Michálek led Pirate Party in Prague during the 2017 Czech parliamentary election, receiving 11,641 preferential votes and was elected as a Member of Parliament. He also became the chairman of the pirate parliamentary club on 22 October. In December 2017, Michálek resigned from the position of Prague representative due to the cumulation of the functions of city representative and deputy. In January 2018, Michálek defended the position of vice-chairman of the Pirates at the party's national forum in Brno.

In October 2019, head of Pirate Party's personnel department, Jana Koláříková, requested Michálek's dismissal from the position of vice-chairman of the party due to his allegedly inappropriate behavior towards party members.

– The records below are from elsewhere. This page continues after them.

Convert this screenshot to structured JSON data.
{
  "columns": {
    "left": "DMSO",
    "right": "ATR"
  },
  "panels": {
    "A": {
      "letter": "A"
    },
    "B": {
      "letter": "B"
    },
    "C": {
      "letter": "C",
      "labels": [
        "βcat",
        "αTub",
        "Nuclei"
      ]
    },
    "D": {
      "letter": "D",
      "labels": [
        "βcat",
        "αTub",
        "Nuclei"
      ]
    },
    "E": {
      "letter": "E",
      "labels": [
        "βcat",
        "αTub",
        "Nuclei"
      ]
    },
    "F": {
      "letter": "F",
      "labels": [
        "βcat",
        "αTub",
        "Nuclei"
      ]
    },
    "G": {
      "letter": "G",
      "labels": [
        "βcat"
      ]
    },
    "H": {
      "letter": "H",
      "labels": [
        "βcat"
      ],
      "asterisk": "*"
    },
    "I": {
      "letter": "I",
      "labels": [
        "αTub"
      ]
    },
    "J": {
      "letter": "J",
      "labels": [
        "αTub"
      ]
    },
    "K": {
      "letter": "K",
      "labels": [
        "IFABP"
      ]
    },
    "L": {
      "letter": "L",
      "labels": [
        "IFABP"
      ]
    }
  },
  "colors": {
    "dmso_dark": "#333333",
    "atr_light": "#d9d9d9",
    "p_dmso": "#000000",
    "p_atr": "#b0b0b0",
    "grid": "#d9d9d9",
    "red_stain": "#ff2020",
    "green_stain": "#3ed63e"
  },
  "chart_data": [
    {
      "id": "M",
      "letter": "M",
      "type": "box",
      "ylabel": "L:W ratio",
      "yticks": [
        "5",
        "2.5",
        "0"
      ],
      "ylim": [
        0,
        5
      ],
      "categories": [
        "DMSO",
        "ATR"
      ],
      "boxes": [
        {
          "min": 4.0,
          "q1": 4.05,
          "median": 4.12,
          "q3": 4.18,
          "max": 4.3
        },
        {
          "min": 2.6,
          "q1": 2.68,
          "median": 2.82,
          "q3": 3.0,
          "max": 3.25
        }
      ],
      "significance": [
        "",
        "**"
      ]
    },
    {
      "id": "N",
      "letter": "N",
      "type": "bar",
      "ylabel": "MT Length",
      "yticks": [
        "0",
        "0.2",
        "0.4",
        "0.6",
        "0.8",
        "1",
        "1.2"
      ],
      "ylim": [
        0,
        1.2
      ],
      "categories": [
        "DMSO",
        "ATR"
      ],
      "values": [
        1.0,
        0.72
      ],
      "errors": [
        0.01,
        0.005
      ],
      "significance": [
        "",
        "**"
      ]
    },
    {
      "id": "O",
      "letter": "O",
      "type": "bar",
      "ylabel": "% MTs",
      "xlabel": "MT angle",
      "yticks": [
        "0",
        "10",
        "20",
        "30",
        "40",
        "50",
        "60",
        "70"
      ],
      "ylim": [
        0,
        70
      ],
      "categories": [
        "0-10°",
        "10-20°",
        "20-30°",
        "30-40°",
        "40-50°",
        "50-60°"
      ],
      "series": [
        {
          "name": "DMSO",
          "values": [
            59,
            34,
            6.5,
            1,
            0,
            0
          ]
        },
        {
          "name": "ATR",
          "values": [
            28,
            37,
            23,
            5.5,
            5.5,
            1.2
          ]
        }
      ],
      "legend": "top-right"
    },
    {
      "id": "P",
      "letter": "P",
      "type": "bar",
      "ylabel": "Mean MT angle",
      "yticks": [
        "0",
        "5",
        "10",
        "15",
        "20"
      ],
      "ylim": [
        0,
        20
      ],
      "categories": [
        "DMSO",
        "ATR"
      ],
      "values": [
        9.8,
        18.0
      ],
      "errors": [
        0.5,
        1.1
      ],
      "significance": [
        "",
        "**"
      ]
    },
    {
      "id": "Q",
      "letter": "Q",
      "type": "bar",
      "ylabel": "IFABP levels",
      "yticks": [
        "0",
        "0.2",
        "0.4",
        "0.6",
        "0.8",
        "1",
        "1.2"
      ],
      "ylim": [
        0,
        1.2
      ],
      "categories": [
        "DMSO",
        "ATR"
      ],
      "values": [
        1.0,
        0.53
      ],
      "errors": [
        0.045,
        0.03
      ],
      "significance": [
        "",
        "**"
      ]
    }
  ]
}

Michálek himself refused to resign as he claimed to only have high demands on the performance of people. 294 of 770 party members who opposed for Michálek's dismissal resulted him remaining as vice-chairman, the newly-elected MEP Mikuláš Peksa resigned as vice-chairman in protest. Michálek held the position of vice-chairman of the party until January 2020 when a national forum took place in Ostrava, where he no longer ran for the position of vice-chairman of the party.

==Personal life==
Michálek is in relationship with Michaela Krausová, former president of the Pirate Party Club in the City Council of Prague.